Die Magusch blinzelte und war einen Augenblick verblüfft darüber, sich im Schmutz des Sklavenlagers wiederzufinden. Dann sah sie, daß ihre Handgelenke nackt waren. Die Armreifen waren zu einer feinen, pudrigen Asche zerfallen, die sich bereits vor ihren Augen zerstreute.

Anvar rührte sich unter ihren Händen, und seine leuchtendblauen Augen öffneten sich, um ihrem Blick zu begegnen. Alle Spuren seiner Verletzungen waren verschwunden. Erst später wurde Aurian klar, daß sie bei dieser Gelegenheit auch ihre eigenen Verletzungen geheilt hatte, aber in diesem Augenblick war sie einfach nur von Erleichterung erfüllt, von Erleichterung und Dankbarkeit und dem Staunen über das Wunder, das ihr unbeugsamer Wille zustande gebracht hatte.

»Aurian?« Anvars Stimme war kaum ein Flüstern in seiner ausgedörrten Kehle.

»Ich bin hier.« Die Magusch vermochte es kaum, ihre eigene Stimme wiederzufinden. Bohan stand hinter ihr und bot ihr eine Tasse Wasser an, aber Aurians Hände zitterten zu sehr, um sie anzunehmen, und sie fürchtete sich, Anvar loszulassen, aus Angst, ihn auf diese Weise wieder zu verlieren. Statt dessen stützte sie ihn, während der Eunuch ihm die Tasse an die Lippen führte.

»Hexe! Du hast uns alle betrogen!« Das Sonnenlicht war wie ausgeblendet, als Harihns Schatten auf die kleine Gruppe auf dem Boden fiel. Seine Augen waren weit aufgerissen vor Entsetzen und auf Aurians Handgelenke gerichtet, wo vor kurzem noch die Armreifen von Zathbar gewesen waren.

»Harihn …« begann Aurian eindringlich, aber der Prinz hatte sein juwelenbesetztes Schwert bereits mit einem Ruck aus seiner Scheide gezogen. Sie versuchte, aufzuspringen, wurde aber von Anvar daran gehindert, der die Gefahr erkannt hatte und trotz seiner geringen Kräfte aufzustehen versuchte, gerade als die Klinge nach unten schwang.

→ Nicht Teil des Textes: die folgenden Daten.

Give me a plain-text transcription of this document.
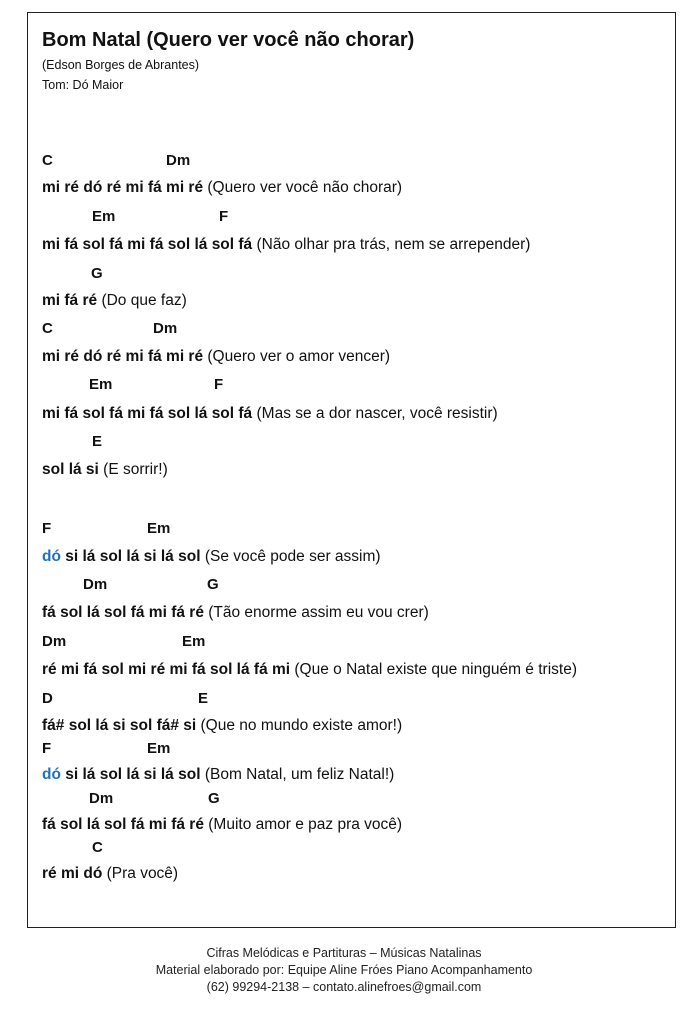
Bom Natal (Quero ver você não chorar)
(Edson Borges de Abrantes)
Tom: Dó Maior
C	Dm
mi ré dó ré mi fá mi ré (Quero ver você não chorar)
Em	F
mi fá sol fá mi fá sol lá sol fá (Não olhar pra trás, nem se arrepender)
G
mi fá ré (Do que faz)
C	Dm
mi ré dó ré mi fá mi ré (Quero ver o amor vencer)
Em	F
mi fá sol fá mi fá sol lá sol fá (Mas se a dor nascer, você resistir)
E
sol lá si (E sorrir!)
F	Em
dó si lá sol lá si lá sol (Se você pode ser assim)
Dm	G
fá sol lá sol fá mi fá ré (Tão enorme assim eu vou crer)
Dm	Em
ré mi fá sol mi ré mi fá sol lá fá mi (Que o Natal existe que ninguém é triste)
D	E
fá# sol lá si sol fá# si (Que no mundo existe amor!)
F	Em
dó si lá sol lá si lá sol (Bom Natal, um feliz Natal!)
Dm	G
fá sol lá sol fá mi fá ré (Muito amor e paz pra você)
C
ré mi dó (Pra você)
Cifras Melódicas e Partituras – Músicas Natalinas
Material elaborado por: Equipe Aline Fróes Piano Acompanhamento
(62) 99294-2138 – contato.alinefroes@gmail.com
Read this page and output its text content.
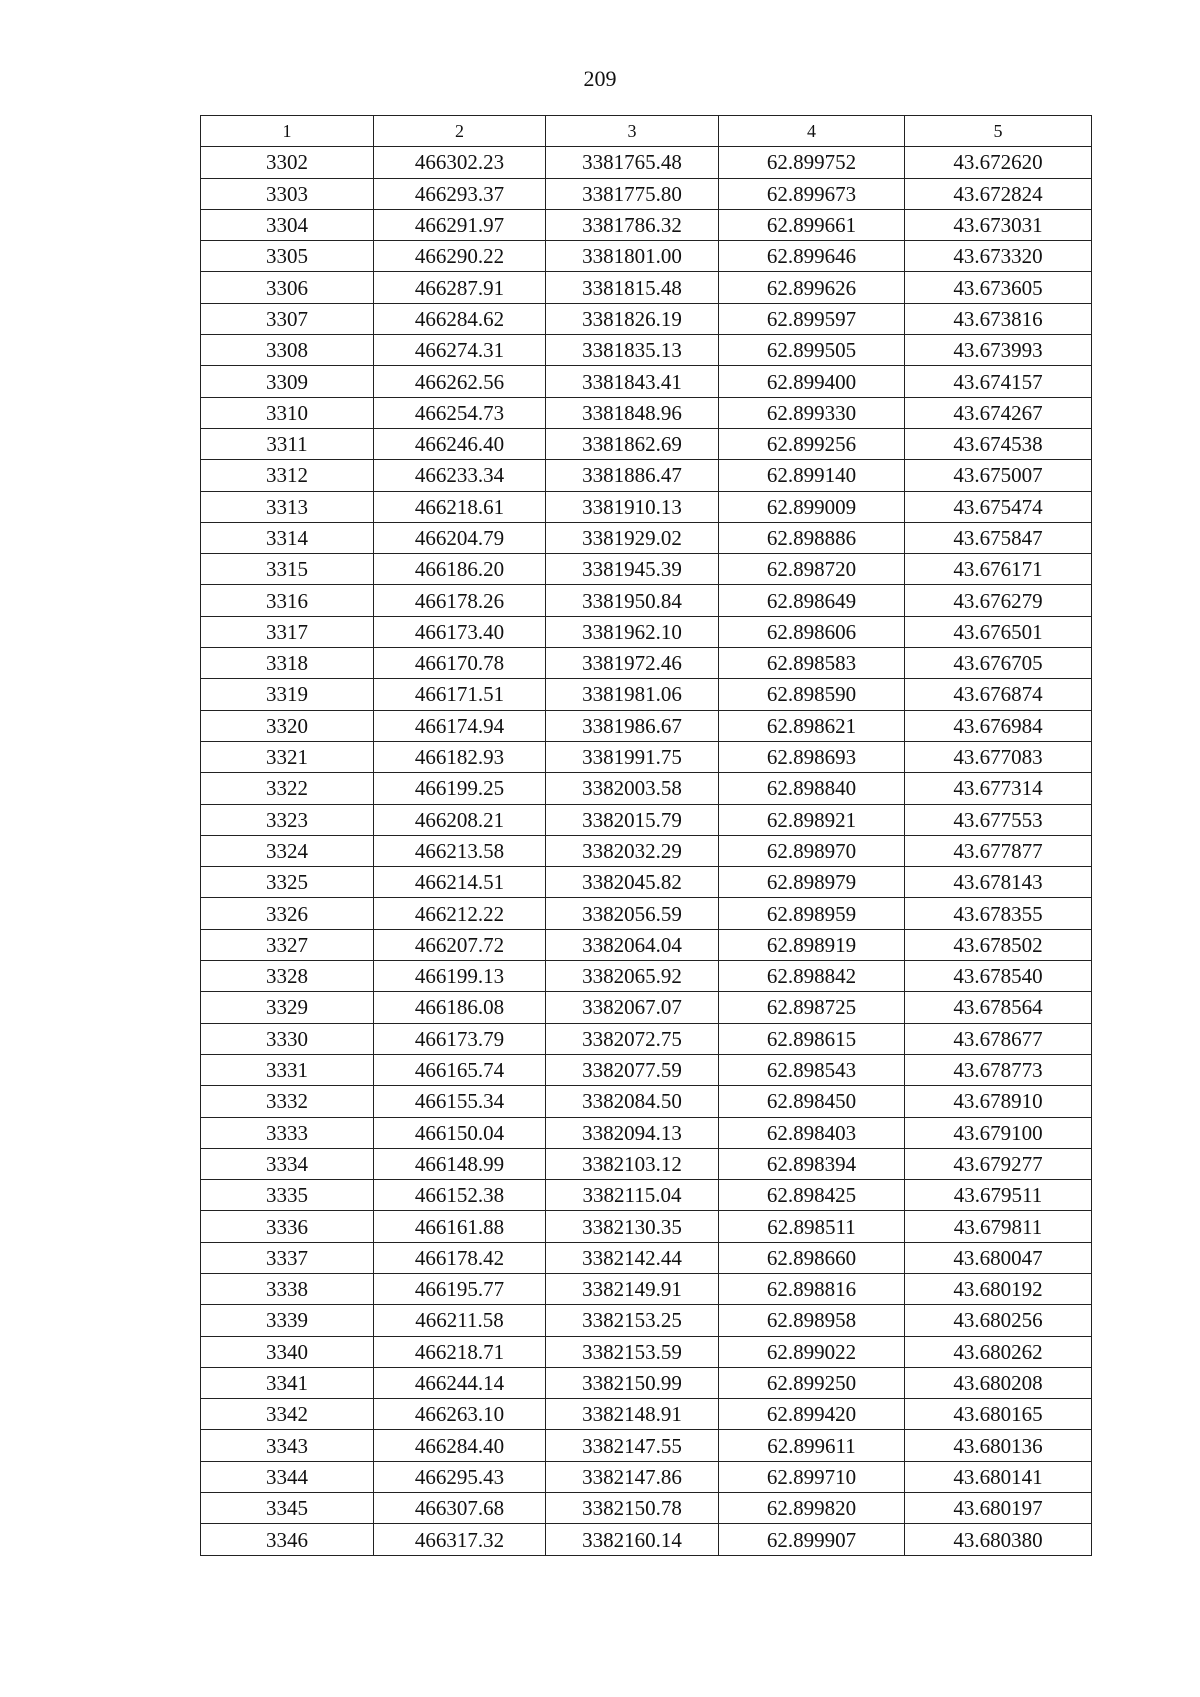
209
1	2	3	4	5
3302	466302.23	3381765.48	62.899752	43.672620
3303	466293.37	3381775.80	62.899673	43.672824
3304	466291.97	3381786.32	62.899661	43.673031
3305	466290.22	3381801.00	62.899646	43.673320
3306	466287.91	3381815.48	62.899626	43.673605
3307	466284.62	3381826.19	62.899597	43.673816
3308	466274.31	3381835.13	62.899505	43.673993
3309	466262.56	3381843.41	62.899400	43.674157
3310	466254.73	3381848.96	62.899330	43.674267
3311	466246.40	3381862.69	62.899256	43.674538
3312	466233.34	3381886.47	62.899140	43.675007
3313	466218.61	3381910.13	62.899009	43.675474
3314	466204.79	3381929.02	62.898886	43.675847
3315	466186.20	3381945.39	62.898720	43.676171
3316	466178.26	3381950.84	62.898649	43.676279
3317	466173.40	3381962.10	62.898606	43.676501
3318	466170.78	3381972.46	62.898583	43.676705
3319	466171.51	3381981.06	62.898590	43.676874
3320	466174.94	3381986.67	62.898621	43.676984
3321	466182.93	3381991.75	62.898693	43.677083
3322	466199.25	3382003.58	62.898840	43.677314
3323	466208.21	3382015.79	62.898921	43.677553
3324	466213.58	3382032.29	62.898970	43.677877
3325	466214.51	3382045.82	62.898979	43.678143
3326	466212.22	3382056.59	62.898959	43.678355
3327	466207.72	3382064.04	62.898919	43.678502
3328	466199.13	3382065.92	62.898842	43.678540
3329	466186.08	3382067.07	62.898725	43.678564
3330	466173.79	3382072.75	62.898615	43.678677
3331	466165.74	3382077.59	62.898543	43.678773
3332	466155.34	3382084.50	62.898450	43.678910
3333	466150.04	3382094.13	62.898403	43.679100
3334	466148.99	3382103.12	62.898394	43.679277
3335	466152.38	3382115.04	62.898425	43.679511
3336	466161.88	3382130.35	62.898511	43.679811
3337	466178.42	3382142.44	62.898660	43.680047
3338	466195.77	3382149.91	62.898816	43.680192
3339	466211.58	3382153.25	62.898958	43.680256
3340	466218.71	3382153.59	62.899022	43.680262
3341	466244.14	3382150.99	62.899250	43.680208
3342	466263.10	3382148.91	62.899420	43.680165
3343	466284.40	3382147.55	62.899611	43.680136
3344	466295.43	3382147.86	62.899710	43.680141
3345	466307.68	3382150.78	62.899820	43.680197
3346	466317.32	3382160.14	62.899907	43.680380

Bohan bewegte sich mit einer Schnelligkeit, die seine gewaltige Größe Lügen strafte, und warf sich zwischen die Magusch und Harihns Klinge. Er hatte dabei sein eigenes kurzes Schwert gezogen. Metall klirrte gegen Metall, und Funken regneten auf Aurian und Anvar herab, als er den Schlag des Prinzen abwehrte. Harihns Handgelenk wurde von dem gewaltigen Schwung des Schlages nach unten gerissen, und Bohans linke Hand schoß nach vorn, um es zu ergreifen; er schloß seine Hand fester und fester um das schmale Handgelenk des Prinzen, bis dieser mit einem Schmerzensschrei seine Waffe fallen ließ. Aurian sah, wie sich seine Brust mit einem tiefen Atemzug füllte, als er sich darauf vorbereitete, nach seinen Wachen zu rufen.

»Halt!« Ihre Stimme war wie ein Peitschenschlag. Aus ihrer knienden Position heraus sprach sie den Prinzen leise und mit sich überschlagenden Worten an. »Wenn Ihr mich tötet, wird Xiang die Armreifen zurückhaben wollen. Was wollt Ihr ihm sagen? Ihr könnt sie nicht zurückgeben – sie sind weg. Auf eine solche Chance hat er doch nur gewartet. Er wird behaupten, Ihr hättet sie mir abgenommen. Und vergeßt nicht, er hat jetzt eine neue Khisihn – und damit eine Chance auf weitere Erben. Nichts würde ihm besser gefallen, als Euch lebendig zu häuten. Denkt darüber nach.« Harihn erbleichte, als ihre Worte sein Dilemma so unumwunden offenlegten. Aurian nutzte ihren Vorteil. »Wir sind bereit, zu gehen, nicht wahr?«

Er nickte.

»Gut. Dann sollten wir zusehen, daß wir hier wegkommen, bevor irgend jemand bemerkt, was passiert ist. Auf dem Weg zurück zum Palast können wir uns etwas ausdenken.«

»Der Arzt hat es gesehen.« Harihn stieß diese Worte zwischen zusammengebissenen Zähnen hervor. »Er kam schnatternd zu mir gerannt mit irgendeiner Geschichte über Zauberei. Das müssen auch andere gehört haben.«

Aurian runzelte die Stirn. »Richtig. Schafft irgend etwas herbei, womit wir Anvar einwickeln können, so daß niemand sehen kann, daß er geheilt wurde. Bohan wird ihn zum Boot tragen, und Ihr könnt mich tragen. Ich werde meine Handgelenke mit den Ärmeln bedecken, so daß niemand sehen kann, daß die Armreifen verschwunden sind. Und wenn wir wieder auf der Barkasse sind, werdet Ihr den Arzt für seine Lügen verfluchen – Ihr müßt richtig wütend auf ihn sein.«

»Ich denke, das wird mir gelingen«, murmelte Harihn grimmig.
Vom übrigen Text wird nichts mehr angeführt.